Ces chiffres, qui portent sur le secteur privé, risquent de faire parler d'eux. La différence salariale relevait jusqu'à présent d'une impression, elle n'avait jamais été étayée par des statistiques. C'est chose faite, d'où l'intérêt de l'enquête réalisée par l'Insee à la demande de l'Observatoire statistique transfrontalier (structure mise en place par la région Rhône-Alpes et l'Etat de Genève pour mesurer l'impact des accords bilatéraux). D'autant que la libre circulation est totale pour les frontaliers depuis le 1er juin. Les travailleurs de Bellegarde et d'Annemasse peuvent désormais postuler à leur guise sur le marché genevois.

Comme cette étude le suggère, les frontaliers vont-ils se précipiter en Suisse? «Il n'y a pas seulement le salaire qui compte. Quand vous êtes éloigné de Lyon, vous avez plus de chances de trouver un emploi qualifié à Genève qu'en Haute-Savoie», affirme Lionel Espinasse, rédacteur en chef à l'Insee à Lyon. «La question du déplacement peut poser un problème», note plus sceptique Yves Flückiger, professeur à l'Université de Genève.
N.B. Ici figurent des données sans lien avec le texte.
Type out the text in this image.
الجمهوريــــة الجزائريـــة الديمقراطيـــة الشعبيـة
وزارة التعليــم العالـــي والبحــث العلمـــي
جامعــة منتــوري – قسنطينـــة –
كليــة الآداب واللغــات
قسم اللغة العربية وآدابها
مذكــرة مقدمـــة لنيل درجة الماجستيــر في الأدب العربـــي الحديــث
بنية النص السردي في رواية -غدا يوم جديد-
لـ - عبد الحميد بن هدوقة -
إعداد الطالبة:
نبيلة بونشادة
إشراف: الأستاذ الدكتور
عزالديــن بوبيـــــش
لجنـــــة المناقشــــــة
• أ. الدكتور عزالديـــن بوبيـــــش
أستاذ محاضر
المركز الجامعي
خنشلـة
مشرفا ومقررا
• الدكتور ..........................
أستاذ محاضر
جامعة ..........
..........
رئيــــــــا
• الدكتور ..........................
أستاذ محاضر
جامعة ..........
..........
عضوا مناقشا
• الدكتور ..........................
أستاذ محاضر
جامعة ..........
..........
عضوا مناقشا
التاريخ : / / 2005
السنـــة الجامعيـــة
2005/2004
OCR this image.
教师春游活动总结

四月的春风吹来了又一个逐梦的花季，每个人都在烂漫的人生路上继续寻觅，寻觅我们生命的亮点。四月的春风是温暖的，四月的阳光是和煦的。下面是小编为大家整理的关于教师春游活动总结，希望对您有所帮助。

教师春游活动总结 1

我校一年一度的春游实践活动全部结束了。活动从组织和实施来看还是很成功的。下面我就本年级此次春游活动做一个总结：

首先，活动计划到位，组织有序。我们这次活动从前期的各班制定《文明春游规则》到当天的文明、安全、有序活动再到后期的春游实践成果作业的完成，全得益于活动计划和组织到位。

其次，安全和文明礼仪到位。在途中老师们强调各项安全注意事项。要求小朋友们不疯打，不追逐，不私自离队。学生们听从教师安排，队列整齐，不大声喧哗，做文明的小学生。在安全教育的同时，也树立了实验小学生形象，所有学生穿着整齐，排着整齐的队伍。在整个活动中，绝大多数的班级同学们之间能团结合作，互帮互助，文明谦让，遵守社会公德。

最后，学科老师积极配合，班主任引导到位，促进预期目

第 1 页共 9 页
Il n'empêche, les derniers chiffres sur le flux de frontaliers dans le canton attestent d'un intérêt renforcé. Alors que le chômage n'est pas dramatique dans l'Ain (6,4% en juin) et en Haute-Savoie (7,2%) par rapport à la moyenne française (9,9% en août). Entre le 1er juin et le 31 août 2004, ils sont 2523 à avoir obtenu le permis G (autorisation pour frontaliers). Ils n'étaient que 1135 depuis le début de l'année. La concurrence se renforce bel et bien sur le marché genevois. Yves Flückiger écarte cependant le risque d'un dumping salarial. Il estime le nombre de garde-fous en place suffisant. Il affiche par contre une vive inquiétude pour les chômeurs. «Ils courent un risque important. La stigmatisation, qui existe déjà à leur égard, ne sera que renforcée. Il faut des mesures incitatives», clame-t-il. Le taux de chômage se situe à 7,1% en août à Genève.

Le niveau de vie ignoré

L'Insee tempère aussi les résultats de son étude. L'écart salarial de 30% positif en faveur de Genève ne peut être interprété directement en termes de revenu disponible. «L'étude ne répond pas à la question du niveau de vie», précise Dominique Frei, directeur de l'Office cantonal de la statistique (Ocstat) à Genève. Elle ne tient pas compte des cotisations sociales versées. Elles atteignent en moyenne 20,9% du salaire brut dans l'Ain et la Haute-Savoie et 12,5% à Genève (sans tenir compte de l'assurance maladie), selon l'étude.

L'Insee souligne aussi les différents tissus économiques en présence. Pour un employé du secteur bancaire, le niveau de salaire à profil égal serait double à Genève. «On trouve dans l'Ain et la Haute-Savoie des banques de proximité. Alors qu'à Genève, il y a une forte activité dans la gestion de fortune», prévient Lionel Espinasse. Des métiers à haute valeur ajoutée donc mieux rémunérés. «Genève dispose aussi d'un grand nombre de sièges sociaux d'entreprises, ce qui n'est pas le cas de la France voisine», ajoute-t-il. Par ailleurs, la moyenne d'âge des salariés est plus élevée à Genève, où le salaire croît plus rapidement avec le nombre d'années.

«Il faut être très prudent avec ces chiffres», observe Yves Flückiger qui ne déprécie toutefois pas l'étude. «Dans le secteur de la chimie, par exemple, pour un profil donné, vous trouverez à Genève déjà des différences de salaires de 15 à 20%. Tout dépend de la politique de l'entreprise, de son positionnement. S'agit-il d'un leader ou d'un sous-traitant?», illustre-t-il.